• Mon. Nov 11th, 2024

    No firm travel plans for the solar eclipse? Here’s what to expect if you wing it.

    Have you tried to book a room for the solar eclipse, only to find that reservations are running $600 per night? Maybe all of the hotels in the city are already completely full. Perhaps you’re just going to wing it — throw a sleeping bag in the trunk and hit the road the night before. That’s exciting! But it’s good to know what you’re getting into before you get in the car.

    Many small towns across what is often billed as “flyover country” have been preparing for the influx for years. For most of these typically-unvisited parts of the country, it will be the largest crowd of people they will ever experience.

    Diane Kelly gives us just one example of the looming madness for Fivethirtyeight.com:

    The 200-person town of Glendo, Wyoming, about 200 miles north of Denver, expects to host at least 20,000 people at its viewing area on a grass airstrip — and at least an additional 30,000 are expected at the neighboring state park. “We’ve actually been planning for this for three years,” Town Clerk Brenda Hagen said. “It’s a once-in-a-lifetime event for us.”

    Kelly also points out an obvious fact that perhaps many eclipse watchers will have overlooked — small towns may not have enough bathroom facilities for thousands of visitors, and “no one likes an overflowing toilet.” I, for one, do not want to be in charge of the bathroom facilities in any of these small towns.

    Yours truly will be staying in Bryson City, N.C., a little town in far-western North Carolina near Great Smoky Mountains National Park. The population on an average day is just 1,400 people. On Aug. 21, it could be more like 14,000. (I’m told the town is making T-shirts to celebrate the event. I can’t wait to get my hands on one of those.)

    I booked a house in advance, but if I decided to drive down from Washington, D.C., on Sunday — or even early Monday morning on the 21st — I probably wouldn’t reach the path of totality in time. That’s not because I’m a terrible driver with no sense of direction (which may or may not be accurate) but because millions of people live within a reasonable driving distance of the path.

    The website Greatamericaneclipse.com pretty much sums it up when they say, “the accessibility of the August 21 total solar eclipse is simultaneously a great benefit and a problem.”

    The benefit is that for so many millions of Americans, nature’s grandest sight — a total eclipse of the Sun — can be seen by packing a tent and sleeping bags and taking a short road trip from home. To see the stunning spectacle of totality, you have to be within the 60 to 70 mile wide path There is plenty of room inside the path, provided people distribute themselves well.
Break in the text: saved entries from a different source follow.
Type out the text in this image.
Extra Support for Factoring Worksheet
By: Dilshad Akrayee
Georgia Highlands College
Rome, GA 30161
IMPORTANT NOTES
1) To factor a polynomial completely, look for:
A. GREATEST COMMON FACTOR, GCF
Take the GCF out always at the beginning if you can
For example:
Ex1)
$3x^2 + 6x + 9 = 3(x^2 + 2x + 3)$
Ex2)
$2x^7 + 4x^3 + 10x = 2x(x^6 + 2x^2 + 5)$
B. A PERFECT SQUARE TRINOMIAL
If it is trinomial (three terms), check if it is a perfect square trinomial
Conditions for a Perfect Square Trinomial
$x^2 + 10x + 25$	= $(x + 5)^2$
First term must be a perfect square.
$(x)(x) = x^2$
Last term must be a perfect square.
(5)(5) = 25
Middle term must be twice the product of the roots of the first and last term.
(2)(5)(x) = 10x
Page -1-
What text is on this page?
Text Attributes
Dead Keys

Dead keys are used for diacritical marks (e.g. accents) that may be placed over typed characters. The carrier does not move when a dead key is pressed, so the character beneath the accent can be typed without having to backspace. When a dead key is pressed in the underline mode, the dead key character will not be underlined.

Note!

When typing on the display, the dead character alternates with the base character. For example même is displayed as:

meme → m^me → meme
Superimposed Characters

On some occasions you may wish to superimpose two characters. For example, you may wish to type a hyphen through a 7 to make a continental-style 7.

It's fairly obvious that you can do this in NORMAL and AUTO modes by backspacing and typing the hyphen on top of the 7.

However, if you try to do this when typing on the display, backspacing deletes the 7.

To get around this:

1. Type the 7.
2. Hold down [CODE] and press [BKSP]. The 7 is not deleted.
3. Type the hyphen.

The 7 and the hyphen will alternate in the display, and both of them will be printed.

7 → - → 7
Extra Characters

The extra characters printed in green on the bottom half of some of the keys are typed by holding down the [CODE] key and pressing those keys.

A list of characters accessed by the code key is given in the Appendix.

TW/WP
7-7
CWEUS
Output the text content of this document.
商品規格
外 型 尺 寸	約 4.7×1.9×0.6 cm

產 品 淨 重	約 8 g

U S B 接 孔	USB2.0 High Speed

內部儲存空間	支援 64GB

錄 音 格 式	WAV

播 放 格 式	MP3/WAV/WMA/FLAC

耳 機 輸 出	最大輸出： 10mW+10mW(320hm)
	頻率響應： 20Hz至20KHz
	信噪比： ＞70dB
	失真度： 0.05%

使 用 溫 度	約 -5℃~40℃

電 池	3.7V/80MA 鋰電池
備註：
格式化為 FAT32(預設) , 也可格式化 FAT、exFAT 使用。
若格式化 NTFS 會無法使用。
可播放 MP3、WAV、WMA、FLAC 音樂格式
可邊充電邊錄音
    The problem is that these millions of Americans will produce predictable traffic congestion. Imagine 20 Woodstock festivals occurring simultaneously across the nation. Large numbers of visitors will overwhelm lodging and other resources in the path of totality. There is a real danger during the two minutes of totality that traffic still on the road will pull over at unsafe locations with distracted drivers behind them.


    Average drive time to the Aug. 21 total solar eclipse. This doesn’t include an estimate of traffic on the day-of. (greatamericaneclipse.com)

    Great American Eclipse offers an extremely rough estimate of how many people will be traveling to see the eclipse — between 1.8 million and 7.4 million. If a couple million people pile onto the roads on the evening of Aug. 20 or the morning of Aug. 21, traffic could be bonkers. Michael Zeiler, one of the minds behind the Great American Eclipse website, used average travel times to create the map above.

    Traffic will probably be the worst east of the Mississippi, although areas that have low road density will also be subject to congestion. Bottlenecks seem likely in the Appalachian Mountains — I suspect lots of people will want to get into nature to view this natural phenomenon, but the road system isn’t necessarily robust enough to support the crowd.

    Our advice is to treat this like a holiday weekend on the East Coast: Leave early and plan for delays.